Around the middle of the nineteenth century, the word “performance” had its first appearance in written works (Becker & Huselid, 2006). Since then, it has been linked to the beginning of athletic competitions as a consequence of taking part in and ultimately winning such a competition. As the twentieth century progresses, the idea continues to expand, and new methods are ascribed to it by the theorists and practitioners of the era (Akgün et al., 2009). This is because, in the modern day, performance is recognized as the genuine measure of worth for any company leader or manager. Performance-related indicators that can be measured, compared to pre-established benchmarks, and used as a basis for future adjustments, added value, and competitive advantage are measurable (Amagoh, 2008).

Another approach for organizing and analyzing the values of individuals and corporate culture is value analysis (Taticchi, Tonelli & Cagnazzo, 2010). With respect to specific intents, expectations, and ideals, this technique reveals what individuals value more or less and what they consider desirable. In workplaces where employees are more preoccupied with addressing their most fundamental needs, their behavioral options are constrained, resulting in a decline in their contribution to enhancing the productivity of their job (Deutsch & Silcox, 2003; Ashkanasy, 2011). As a result of their increased expectations, employees are more likely to contribute to the success of the company (Olson et al., 2005; Andriole, 2010).
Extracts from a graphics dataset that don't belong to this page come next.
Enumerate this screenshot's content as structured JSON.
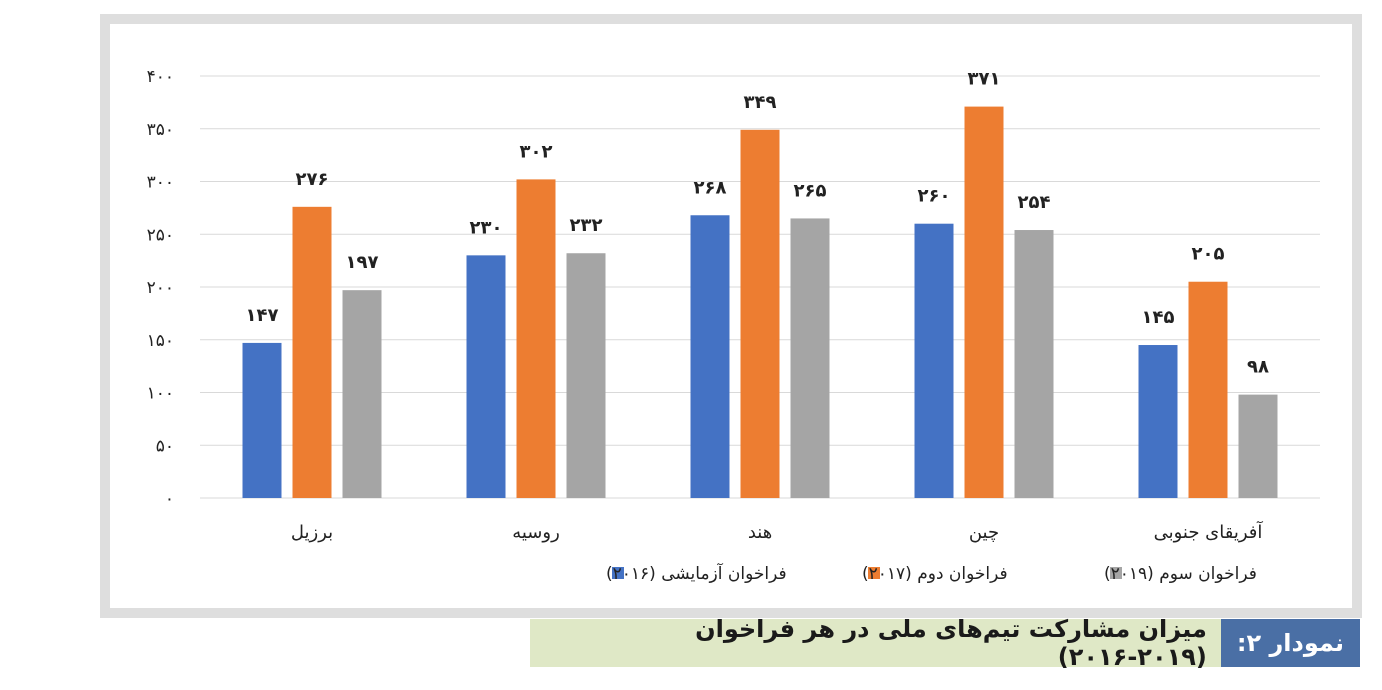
{
  "chart_data": {
    "type": "bar",
    "categories": [
      "برزیل",
      "روسیه",
      "هند",
      "چین",
      "آفریقای جنوبی"
    ],
    "series": [
      {
        "name": "فراخوان آزمایشی (۲۰۱۶)",
        "color": "#4472c4",
        "values": [
          147,
          230,
          268,
          260,
          145
        ],
        "labels": [
          "۱۴۷",
          "۲۳۰",
          "۲۶۸",
          "۲۶۰",
          "۱۴۵"
        ]
      },
      {
        "name": "فراخوان دوم (۲۰۱۷)",
        "color": "#ed7d31",
        "values": [
          276,
          302,
          349,
          371,
          205
        ],
        "labels": [
          "۲۷۶",
          "۳۰۲",
          "۳۴۹",
          "۳۷۱",
          "۲۰۵"
        ]
      },
      {
        "name": "فراخوان سوم (۲۰۱۹)",
        "color": "#a5a5a5",
        "values": [
          197,
          232,
          265,
          254,
          98
        ],
        "labels": [
          "۱۹۷",
          "۲۳۲",
          "۲۶۵",
          "۲۵۴",
          "۹۸"
        ]
      }
    ],
    "ylim": [
      0,
      400
    ],
    "yticks": [
      {
        "value": 0,
        "label": "۰"
      },
      {
        "value": 50,
        "label": "۵۰"
      },
      {
        "value": 100,
        "label": "۱۰۰"
      },
      {
        "value": 150,
        "label": "۱۵۰"
      },
      {
        "value": 200,
        "label": "۲۰۰"
      },
      {
        "value": 250,
        "label": "۲۵۰"
      },
      {
        "value": 300,
        "label": "۳۰۰"
      },
      {
        "value": 350,
        "label": "۳۵۰"
      },
      {
        "value": 400,
        "label": "۴۰۰"
      }
    ],
    "grid": true,
    "legend_position": "bottom"
  },
  "caption": {
    "label": "نمودار ۲:",
    "title": "میزان مشارکت تیم‌های ملی در هر فراخوان (۲۰۱۹-۲۰۱۶)"
  }
}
For the time being, the only options for growing enterprises are the capacity to generate new goods and services, the ability to enhance internal and external connections in order to favor the creation of competitive advantages that will assure market success. To be competitive in today's market, organizations must not only depend on their own internal resources, but also on their relationships with other configurations and external entities. The company's external network is essentially an extension of the internal borders between the two types of networks, which are becoming increasingly difficult to distinguish.